ABSTRACT

This chapter examines the early years of Italy's first-ever juvenile courts (tribunali per i minorenni), implemented by Mussolini's dictatorship in 1934. The courts represented the final piece of the juvenile-justice system that the Fascist government had gradually introduced in penal, civil, and police legislation over the previous decade. In the enabling legislation of July 1934, the tribunals were granted full jurisdiction over juvenile affairs in their respective districts. In penal matters, the juvenile courts administered a separate track of criminal justice in which youth offenders were tried according to flexible rules and procedures and disciplined with an array of correctional measures. They also served as the judicial nexus for civil and child-welfare institutions designed to protect and “re-educate” wayward, abandoned, and otherwise “endangered” minors and to sanction unfit parents and guardians. Previous scholarship has long identified Cesare Lombroso and his “school” of positivist criminology as both the original source and the subsequent catalyst of Italian juvenile-justice reform dating back to the late nineteenth century. Consequently, the tribunali per i minorenni have been construed—especially in the English-language historiography—as the outgrowth of positivist theories on the causes of and remedies for juvenile delinquency.

This essay seeks to challenge these scholarly presumptions in two ways. First, by investigating the complex lineage of the Italian juvenile courts in a wider chronological and geographic context, it identifies their origins, evolution, and anatomy in a pastiche of homegrown and foreign precedents and penal-reform ideas, many of which predated Lombroso.

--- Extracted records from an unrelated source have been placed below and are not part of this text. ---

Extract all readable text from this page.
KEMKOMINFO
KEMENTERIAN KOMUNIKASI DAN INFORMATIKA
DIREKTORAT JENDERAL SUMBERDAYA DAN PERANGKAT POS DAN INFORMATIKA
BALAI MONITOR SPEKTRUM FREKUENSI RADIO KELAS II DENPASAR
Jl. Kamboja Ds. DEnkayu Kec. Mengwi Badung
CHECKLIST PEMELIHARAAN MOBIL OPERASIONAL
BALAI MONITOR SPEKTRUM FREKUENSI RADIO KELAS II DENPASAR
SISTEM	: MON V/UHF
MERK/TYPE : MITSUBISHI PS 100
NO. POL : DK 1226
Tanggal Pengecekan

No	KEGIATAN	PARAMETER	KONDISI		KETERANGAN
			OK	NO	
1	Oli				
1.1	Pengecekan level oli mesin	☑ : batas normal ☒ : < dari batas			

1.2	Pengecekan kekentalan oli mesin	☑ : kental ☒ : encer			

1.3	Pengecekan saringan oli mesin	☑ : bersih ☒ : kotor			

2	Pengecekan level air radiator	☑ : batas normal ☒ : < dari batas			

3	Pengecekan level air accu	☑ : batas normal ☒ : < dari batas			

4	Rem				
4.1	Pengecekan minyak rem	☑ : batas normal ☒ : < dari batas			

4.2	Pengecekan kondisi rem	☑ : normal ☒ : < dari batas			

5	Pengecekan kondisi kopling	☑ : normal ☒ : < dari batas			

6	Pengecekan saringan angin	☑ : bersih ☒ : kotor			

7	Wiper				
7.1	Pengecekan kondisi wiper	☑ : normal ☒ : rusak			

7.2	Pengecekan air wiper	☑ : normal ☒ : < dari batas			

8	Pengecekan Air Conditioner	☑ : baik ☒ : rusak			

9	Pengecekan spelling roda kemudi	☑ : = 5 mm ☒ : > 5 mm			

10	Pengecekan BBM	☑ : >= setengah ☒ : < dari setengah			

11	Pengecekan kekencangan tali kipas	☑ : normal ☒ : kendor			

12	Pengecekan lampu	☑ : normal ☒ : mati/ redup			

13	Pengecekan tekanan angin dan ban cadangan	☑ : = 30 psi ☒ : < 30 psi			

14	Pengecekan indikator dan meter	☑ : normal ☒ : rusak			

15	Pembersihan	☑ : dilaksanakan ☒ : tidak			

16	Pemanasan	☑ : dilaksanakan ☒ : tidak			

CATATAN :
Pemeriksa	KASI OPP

Second, this chapter takes a new approach to measuring the influence of positivist criminology on the Fascist-era tribunali: it assesses 71 cases, adjudicated in late 1934 and 1935 at the juvenile court in Rome, in which youth offenders were declared “socially dangerous” and sentenced to indefinite “security measures” in a state reformatory. Through an examination of how, why, and against whom Roman juvenile judges pronounced social dangerousness and prescribed misure di sicurezza—concepts long assumed to be invented and trademarked by Lombrosian criminologists—it finds scant evidence that Italian positivist theory informed and guided their rulings. While acknowledging the limited sample of archived cases and the preliminary nature of the findings, this chapter nevertheless complicates the existing historiography by questioning the long-presumed dominance of the scuola positiva in and beyond the Fascist juvenile courtroom.